As a person filing for bankruptcy, Chapter 7 requires you to surrender all your assets in exchange of being set free from your financial debts. On the other hand, you can claim exemptions so your house and vehicle will not be taken away from you. Exemptions are assets that your creditors can’t take in times of legal bankruptcy. You have to consult a lawyer about such exemptions since these may be different based on state or federal law.
When you file for bankruptcy under Chapter 7, it does not necessarily mean that you can keep your assets free of charge. Lien against the property like house or car makes you liable to pay the lender. Hence, lawyers normally advise their clients to catch up on delayed payments first before applying for Chapter 7 bankruptcy. Otherwise, your better option will be Chapter 13.
Chapter 7 typically is the better option and also the least expensive type of bankruptcy to file.

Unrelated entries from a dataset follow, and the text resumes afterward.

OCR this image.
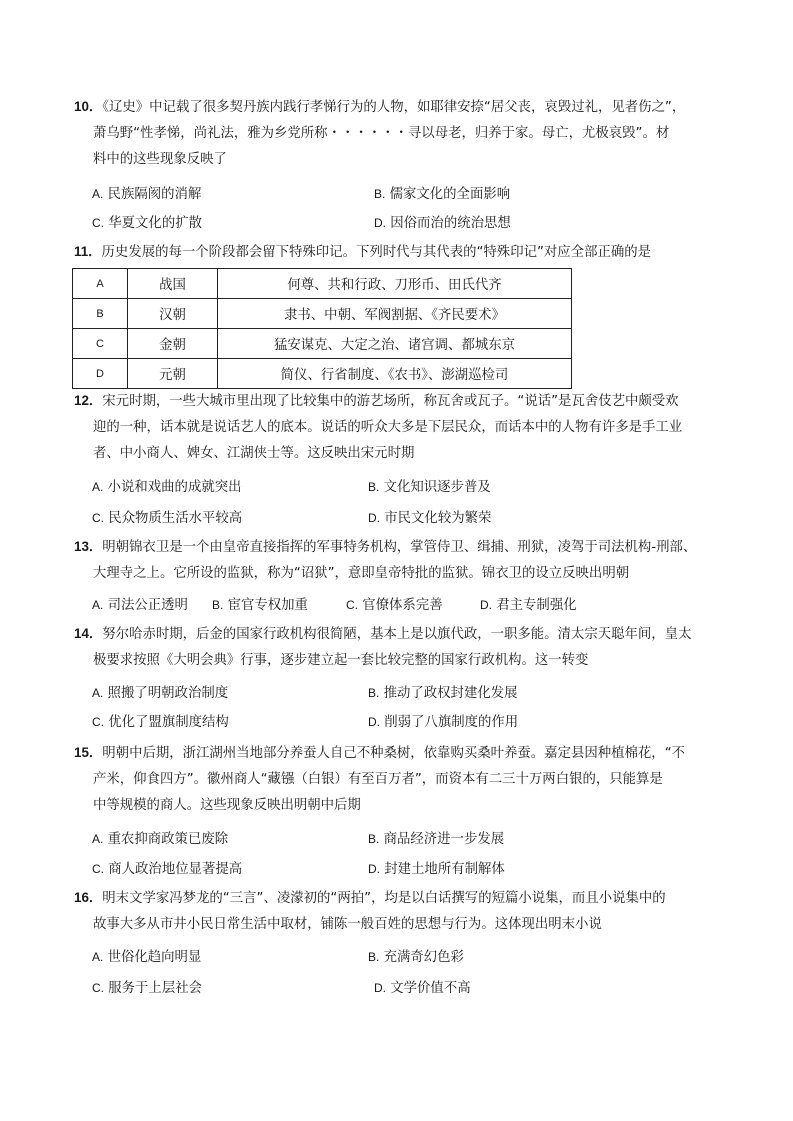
10．《辽史》中记载了很多契丹族内践行孝悌行为的人物，如耶律安捺“居父丧，哀毁过礼，见者伤之”，
萧乌野“性孝悌，尚礼法，雅为乡党所称・・・・・・寻以母老，归养于家。母亡，尤极哀毁”。材
料中的这些现象反映了

A. 民族隔阂的消解	B. 儒家文化的全面影响
C. 华夏文化的扩散	D. 因俗而治的统治思想

11．历史发展的每一个阶段都会留下特殊印记。下列时代与其代表的“特殊印记”对应全部正确的是

A	战国	何尊、共和行政、刀形币、田氏代齐
B	汉朝	隶书、中朝、军阀割据、《齐民要术》
C	金朝	猛安谋克、大定之治、诸宫调、都城东京
D	元朝	简仪、行省制度、《农书》、澎湖巡检司

12．宋元时期，一些大城市里出现了比较集中的游艺场所，称瓦舍或瓦子。“说话”是瓦舍伎艺中颇受欢
迎的一种，话本就是说话艺人的底本。说话的听众大多是下层民众，而话本中的人物有许多是手工业
者、中小商人、婢女、江湖侠士等。这反映出宋元时期

A. 小说和戏曲的成就突出	B. 文化知识逐步普及
C. 民众物质生活水平较高	D. 市民文化较为繁荣

13．明朝锦衣卫是一个由皇帝直接指挥的军事特务机构，掌管侍卫、缉捕、刑狱，凌驾于司法机构-刑部、
大理寺之上。它所设的监狱，称为“诏狱”，意即皇帝特批的监狱。锦衣卫的设立反映出明朝

A. 司法公正透明 B. 宦官专权加重	C. 官僚体系完善	D. 君主专制强化

14．努尔哈赤时期，后金的国家行政机构很简陋，基本上是以旗代政，一职多能。清太宗天聪年间，皇太
极要求按照《大明会典》行事，逐步建立起一套比较完整的国家行政机构。这一转变

A. 照搬了明朝政治制度	B. 推动了政权封建化发展
C. 优化了盟旗制度结构	D. 削弱了八旗制度的作用

15．明朝中后期，浙江湖州当地部分养蚕人自己不种桑树，依靠购买桑叶养蚕。嘉定县因种植棉花，“不
产米，仰食四方”。徽州商人“藏镪（白银）有至百万者”，而资本有二三十万两白银的，只能算是
中等规模的商人。这些现象反映出明朝中后期

A. 重农抑商政策已废除	B. 商品经济进一步发展
C. 商人政治地位显著提高	D. 封建土地所有制解体

16．明末文学家冯梦龙的“三言”、凌濛初的“两拍”，均是以白话撰写的短篇小说集，而且小说集中的
故事大多从市井小民日常生活中取材，铺陈一般百姓的思想与行为。这体现出明末小说

A. 世俗化趋向明显	B. 充满奇幻色彩
C. 服务于上层社会	D. 文学价值不高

However, not all people are qualified to file for Chapter 7. Your income must be below median income for the size of your household in order to pass the test. The only exception is when your business has a substantial amount of debts. If you don’t pass the test and when your income is higher than the median income, you will be forced to file for Chapter 13.
The test will start with the computation of your average gross income for the last 6 months before you filed your bankruptcy application. However, this is entirely different from income tax purposes. Necessities such as rent, transportation and utilities expenses will not be deducted. IRS collection standard deductions are used instead of your actual expenses. Whatever amount is left after the allowable expense deductions will be your disposable income.